Ao terminar de arrumar suas coisas, Bia deitou-se na cama, um pouco cansada, e começou a pensar em como seria sua vida dali para frente, de repente, uma música macabra e incrivelmente assustadora tirou Bia de seus pensamentos, a música parecia estar vindo de todos os lugares, ela parecia ser infantil, mas com um aspecto de terror, Bia reconhecia a música, já havia escutado ela em algum lugar. Abruptamente, lembrou-se, era a mesma canção que ela havia escutado na caixinha de música em seu sonho, com a princesa que estava vestida como ela, a muito tempo, para o Halloween, repentinamente um calafrio subiu a espinha de Bia, ela começou a procurar de onde a música estava vindo, mas ela vinha das quatro paredes do quarto, Bia se desesperou e abandonou o quarto rapidamente, com os olhos dilatados, ela procurava por alguém, olhando de um lado para o outro no corredor e, de repente, lembrou—se que o quarto de Alice e Ângela era ao lado do seu, a garota correu às pressas para o quarto em meio a seus gritos, escancarou a porta e, ao ver as meninas, Bia se jogou na cama de Alice.
—O que houve. —A garota perguntou sem surpresa.
—U—uma música, u—uma música horrível, estava tocando dentro do quarto, ela vinha de todas as partes, vocês não ouviram? — Bia interrogou assustada, a respiração descompassada.
—Música? Essa é nova. — Alice constatou sem dar muita importância à pergunta de Bia.
— Como assim nova? — Bia estava completamente atônita.

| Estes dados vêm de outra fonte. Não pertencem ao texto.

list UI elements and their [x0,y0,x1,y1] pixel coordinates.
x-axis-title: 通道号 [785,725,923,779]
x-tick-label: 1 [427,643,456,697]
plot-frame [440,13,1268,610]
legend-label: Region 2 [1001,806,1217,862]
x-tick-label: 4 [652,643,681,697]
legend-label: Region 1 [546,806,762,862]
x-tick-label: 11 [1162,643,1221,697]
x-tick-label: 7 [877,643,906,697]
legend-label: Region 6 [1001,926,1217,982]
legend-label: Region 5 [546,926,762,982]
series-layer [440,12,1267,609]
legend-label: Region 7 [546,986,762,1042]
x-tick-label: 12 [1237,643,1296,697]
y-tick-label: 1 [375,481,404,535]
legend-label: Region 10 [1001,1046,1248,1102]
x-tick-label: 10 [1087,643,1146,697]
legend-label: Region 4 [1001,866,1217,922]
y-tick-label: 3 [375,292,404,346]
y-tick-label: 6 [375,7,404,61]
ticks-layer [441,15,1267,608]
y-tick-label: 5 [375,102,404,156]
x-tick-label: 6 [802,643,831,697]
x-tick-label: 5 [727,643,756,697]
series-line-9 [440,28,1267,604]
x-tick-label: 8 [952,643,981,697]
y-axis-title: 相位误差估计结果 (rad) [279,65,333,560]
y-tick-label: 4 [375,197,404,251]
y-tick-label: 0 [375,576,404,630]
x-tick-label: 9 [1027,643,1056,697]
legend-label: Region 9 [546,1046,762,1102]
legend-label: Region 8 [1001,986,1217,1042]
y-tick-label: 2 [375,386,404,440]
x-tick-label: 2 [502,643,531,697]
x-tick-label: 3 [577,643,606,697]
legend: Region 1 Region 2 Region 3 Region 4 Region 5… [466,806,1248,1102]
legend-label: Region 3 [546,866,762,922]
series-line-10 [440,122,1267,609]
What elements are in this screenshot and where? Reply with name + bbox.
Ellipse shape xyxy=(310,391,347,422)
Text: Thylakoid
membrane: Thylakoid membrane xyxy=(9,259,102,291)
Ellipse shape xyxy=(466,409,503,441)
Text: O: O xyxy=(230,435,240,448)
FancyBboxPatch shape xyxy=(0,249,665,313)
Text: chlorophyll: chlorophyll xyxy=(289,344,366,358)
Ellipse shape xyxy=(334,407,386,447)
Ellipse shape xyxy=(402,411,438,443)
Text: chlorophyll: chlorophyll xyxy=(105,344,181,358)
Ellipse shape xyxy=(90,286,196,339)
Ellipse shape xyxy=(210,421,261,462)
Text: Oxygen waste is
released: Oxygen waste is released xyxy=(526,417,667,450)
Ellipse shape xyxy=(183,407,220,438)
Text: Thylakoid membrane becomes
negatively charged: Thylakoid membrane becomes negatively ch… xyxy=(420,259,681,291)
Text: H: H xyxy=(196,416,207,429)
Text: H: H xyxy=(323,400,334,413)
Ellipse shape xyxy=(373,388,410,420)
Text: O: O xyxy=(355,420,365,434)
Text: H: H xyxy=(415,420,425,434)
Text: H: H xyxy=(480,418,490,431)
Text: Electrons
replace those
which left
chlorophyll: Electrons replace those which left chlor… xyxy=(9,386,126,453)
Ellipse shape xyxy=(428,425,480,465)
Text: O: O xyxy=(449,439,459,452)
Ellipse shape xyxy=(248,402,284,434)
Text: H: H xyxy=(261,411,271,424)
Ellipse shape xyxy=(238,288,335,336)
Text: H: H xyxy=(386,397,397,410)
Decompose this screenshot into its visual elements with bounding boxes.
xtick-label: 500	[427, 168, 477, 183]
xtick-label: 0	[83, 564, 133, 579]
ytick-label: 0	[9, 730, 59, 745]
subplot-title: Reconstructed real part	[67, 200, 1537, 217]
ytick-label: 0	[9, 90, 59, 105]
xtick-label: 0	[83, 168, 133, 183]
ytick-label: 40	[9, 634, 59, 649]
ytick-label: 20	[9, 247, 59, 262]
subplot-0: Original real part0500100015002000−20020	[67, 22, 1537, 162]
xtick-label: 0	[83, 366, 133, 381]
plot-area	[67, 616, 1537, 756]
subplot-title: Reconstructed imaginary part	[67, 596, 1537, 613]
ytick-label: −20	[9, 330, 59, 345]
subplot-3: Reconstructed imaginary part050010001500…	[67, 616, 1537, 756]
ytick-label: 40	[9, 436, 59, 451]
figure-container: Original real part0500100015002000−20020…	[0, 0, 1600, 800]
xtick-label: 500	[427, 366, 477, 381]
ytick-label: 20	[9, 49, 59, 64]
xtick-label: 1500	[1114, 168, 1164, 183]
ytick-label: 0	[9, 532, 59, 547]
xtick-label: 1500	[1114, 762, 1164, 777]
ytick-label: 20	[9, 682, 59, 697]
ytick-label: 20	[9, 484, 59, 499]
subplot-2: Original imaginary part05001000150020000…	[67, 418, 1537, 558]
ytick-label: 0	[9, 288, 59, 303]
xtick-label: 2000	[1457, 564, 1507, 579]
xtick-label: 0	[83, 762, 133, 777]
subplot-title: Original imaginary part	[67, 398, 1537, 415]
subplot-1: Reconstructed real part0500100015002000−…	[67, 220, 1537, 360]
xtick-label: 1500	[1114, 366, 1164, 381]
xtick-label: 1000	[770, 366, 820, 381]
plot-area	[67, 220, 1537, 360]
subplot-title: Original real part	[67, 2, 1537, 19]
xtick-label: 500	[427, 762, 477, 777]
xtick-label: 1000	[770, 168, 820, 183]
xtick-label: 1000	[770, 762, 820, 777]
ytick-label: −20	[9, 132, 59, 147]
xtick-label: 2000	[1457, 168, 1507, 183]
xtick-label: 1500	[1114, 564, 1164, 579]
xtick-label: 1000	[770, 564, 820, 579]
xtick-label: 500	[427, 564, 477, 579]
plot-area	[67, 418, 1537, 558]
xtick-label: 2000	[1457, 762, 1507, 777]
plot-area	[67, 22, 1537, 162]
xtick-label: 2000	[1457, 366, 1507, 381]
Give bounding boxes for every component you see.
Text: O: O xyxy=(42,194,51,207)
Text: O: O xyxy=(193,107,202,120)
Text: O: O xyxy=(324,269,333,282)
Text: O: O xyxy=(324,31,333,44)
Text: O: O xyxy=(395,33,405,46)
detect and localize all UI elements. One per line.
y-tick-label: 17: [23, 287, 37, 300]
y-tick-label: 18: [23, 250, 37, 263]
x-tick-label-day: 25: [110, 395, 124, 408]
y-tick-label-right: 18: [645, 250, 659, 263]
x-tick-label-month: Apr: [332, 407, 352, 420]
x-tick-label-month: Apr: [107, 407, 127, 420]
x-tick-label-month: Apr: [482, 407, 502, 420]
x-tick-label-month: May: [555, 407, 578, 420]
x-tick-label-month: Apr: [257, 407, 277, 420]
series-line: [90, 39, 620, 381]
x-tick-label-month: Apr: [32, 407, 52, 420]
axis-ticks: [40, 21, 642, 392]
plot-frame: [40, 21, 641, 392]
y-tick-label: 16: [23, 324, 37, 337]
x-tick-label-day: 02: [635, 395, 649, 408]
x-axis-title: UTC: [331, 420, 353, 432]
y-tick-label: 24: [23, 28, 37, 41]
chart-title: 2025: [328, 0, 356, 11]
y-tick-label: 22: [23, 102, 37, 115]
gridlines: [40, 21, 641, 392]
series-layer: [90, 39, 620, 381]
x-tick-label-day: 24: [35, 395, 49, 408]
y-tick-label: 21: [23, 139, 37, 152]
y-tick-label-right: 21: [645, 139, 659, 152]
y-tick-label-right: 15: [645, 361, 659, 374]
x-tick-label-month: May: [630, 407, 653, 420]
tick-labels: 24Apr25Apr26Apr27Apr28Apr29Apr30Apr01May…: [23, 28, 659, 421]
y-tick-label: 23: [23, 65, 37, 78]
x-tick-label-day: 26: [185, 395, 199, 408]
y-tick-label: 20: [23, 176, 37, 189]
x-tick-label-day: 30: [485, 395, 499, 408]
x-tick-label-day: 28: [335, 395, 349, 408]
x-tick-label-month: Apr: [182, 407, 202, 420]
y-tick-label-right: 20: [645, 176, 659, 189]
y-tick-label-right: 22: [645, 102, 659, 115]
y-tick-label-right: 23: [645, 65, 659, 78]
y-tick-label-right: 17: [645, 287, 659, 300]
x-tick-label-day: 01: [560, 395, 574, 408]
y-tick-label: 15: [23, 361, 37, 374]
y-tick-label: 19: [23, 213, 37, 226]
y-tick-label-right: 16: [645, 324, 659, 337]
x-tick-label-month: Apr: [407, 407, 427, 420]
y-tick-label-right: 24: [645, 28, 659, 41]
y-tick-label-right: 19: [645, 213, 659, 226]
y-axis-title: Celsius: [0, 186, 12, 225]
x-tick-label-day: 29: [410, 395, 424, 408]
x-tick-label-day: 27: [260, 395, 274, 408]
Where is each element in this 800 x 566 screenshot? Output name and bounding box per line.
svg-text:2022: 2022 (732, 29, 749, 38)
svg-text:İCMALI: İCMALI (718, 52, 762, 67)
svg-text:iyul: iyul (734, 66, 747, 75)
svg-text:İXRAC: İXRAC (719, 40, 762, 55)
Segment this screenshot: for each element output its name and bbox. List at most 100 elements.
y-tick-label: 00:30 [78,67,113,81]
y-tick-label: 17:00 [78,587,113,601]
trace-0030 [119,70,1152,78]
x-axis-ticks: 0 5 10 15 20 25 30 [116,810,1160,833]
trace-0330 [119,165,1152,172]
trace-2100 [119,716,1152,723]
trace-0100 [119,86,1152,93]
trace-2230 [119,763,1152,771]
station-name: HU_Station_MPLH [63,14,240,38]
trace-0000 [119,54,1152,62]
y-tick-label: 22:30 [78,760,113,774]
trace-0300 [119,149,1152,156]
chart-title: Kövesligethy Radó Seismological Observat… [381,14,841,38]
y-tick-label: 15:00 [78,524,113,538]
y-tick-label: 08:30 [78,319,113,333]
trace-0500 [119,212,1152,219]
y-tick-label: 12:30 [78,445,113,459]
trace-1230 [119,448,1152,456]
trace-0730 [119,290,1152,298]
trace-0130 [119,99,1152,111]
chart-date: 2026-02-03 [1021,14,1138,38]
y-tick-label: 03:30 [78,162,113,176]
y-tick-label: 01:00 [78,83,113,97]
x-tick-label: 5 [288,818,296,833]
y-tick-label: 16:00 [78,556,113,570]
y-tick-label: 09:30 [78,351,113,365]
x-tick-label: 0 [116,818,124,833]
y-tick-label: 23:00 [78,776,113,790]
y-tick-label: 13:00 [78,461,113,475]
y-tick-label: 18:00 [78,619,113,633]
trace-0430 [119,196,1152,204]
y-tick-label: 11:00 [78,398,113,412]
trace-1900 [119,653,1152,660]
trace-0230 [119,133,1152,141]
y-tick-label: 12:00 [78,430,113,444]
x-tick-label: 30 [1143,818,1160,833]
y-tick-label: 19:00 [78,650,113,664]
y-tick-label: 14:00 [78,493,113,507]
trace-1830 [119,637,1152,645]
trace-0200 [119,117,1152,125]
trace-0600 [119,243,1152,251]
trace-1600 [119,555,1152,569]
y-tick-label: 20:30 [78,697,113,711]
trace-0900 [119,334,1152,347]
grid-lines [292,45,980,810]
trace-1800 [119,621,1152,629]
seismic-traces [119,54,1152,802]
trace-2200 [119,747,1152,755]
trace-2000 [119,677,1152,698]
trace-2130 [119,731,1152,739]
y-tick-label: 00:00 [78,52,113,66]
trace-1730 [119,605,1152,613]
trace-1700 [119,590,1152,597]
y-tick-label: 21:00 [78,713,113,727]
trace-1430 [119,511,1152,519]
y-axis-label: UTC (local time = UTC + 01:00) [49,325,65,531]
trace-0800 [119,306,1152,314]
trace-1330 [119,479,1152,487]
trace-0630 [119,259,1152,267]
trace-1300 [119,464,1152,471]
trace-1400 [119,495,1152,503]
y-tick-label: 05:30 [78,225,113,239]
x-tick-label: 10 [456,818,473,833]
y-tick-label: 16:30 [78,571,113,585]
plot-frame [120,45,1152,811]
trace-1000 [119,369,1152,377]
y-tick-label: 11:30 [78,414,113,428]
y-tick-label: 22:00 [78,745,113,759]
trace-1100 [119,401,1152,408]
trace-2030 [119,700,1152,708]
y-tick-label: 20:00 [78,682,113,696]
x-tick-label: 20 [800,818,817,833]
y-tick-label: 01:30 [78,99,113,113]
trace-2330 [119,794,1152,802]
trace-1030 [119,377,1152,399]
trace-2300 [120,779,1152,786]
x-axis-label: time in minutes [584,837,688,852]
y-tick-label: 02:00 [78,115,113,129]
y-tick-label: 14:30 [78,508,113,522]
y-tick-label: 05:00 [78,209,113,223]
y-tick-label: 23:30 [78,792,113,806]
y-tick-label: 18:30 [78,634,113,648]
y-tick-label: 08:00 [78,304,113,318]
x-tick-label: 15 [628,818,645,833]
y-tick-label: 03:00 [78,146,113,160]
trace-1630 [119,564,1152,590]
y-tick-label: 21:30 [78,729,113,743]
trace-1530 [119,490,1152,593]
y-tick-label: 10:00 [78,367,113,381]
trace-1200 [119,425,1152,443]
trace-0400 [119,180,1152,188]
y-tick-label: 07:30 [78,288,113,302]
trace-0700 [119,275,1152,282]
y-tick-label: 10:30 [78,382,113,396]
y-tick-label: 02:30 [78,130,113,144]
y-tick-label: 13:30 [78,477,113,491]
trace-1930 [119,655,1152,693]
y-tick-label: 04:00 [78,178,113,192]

— Bom... É mais do que normal as pessoas se assombrarem nesse lugar, principalmente com ruídos, sussurros, coisas se mexendo e certas aparições... Mas eu nunca tinha visto alguém se assombrar com uma música, parece que algo está mudando. —Bia franziu o cenho, mas logo se lembrou de que o apelido do lugar era orfanato da tormenta, e lembrou o porquê, era normal que as pessoas se assombrassem naquele lugar, às vezes pessoas chegavam a se suicidar, por isso Alice não estava surpresa, ela provavelmente estava acostumada a ver pessoas com cara de pavor aos gritos pelos corredores, talvez ela mesma já tivesse passado por isso.
Alice acalmou a garota, e depois elas ficaram conversando coisas aleatórias, Bia percebeu que tinha muita coisa em comum com Alice, gostavam das mesmas músicas, tinham os mesmos hábitos, gostavam do mesmo estilo de roupas, eram muito curiosas e as duas precisavam usar óculos, porém não o faziam para não parecerem nerds, as garotas interagiram bastante até que Bia tomou coragem para voltar a seu quarto e se preparar para o almoço.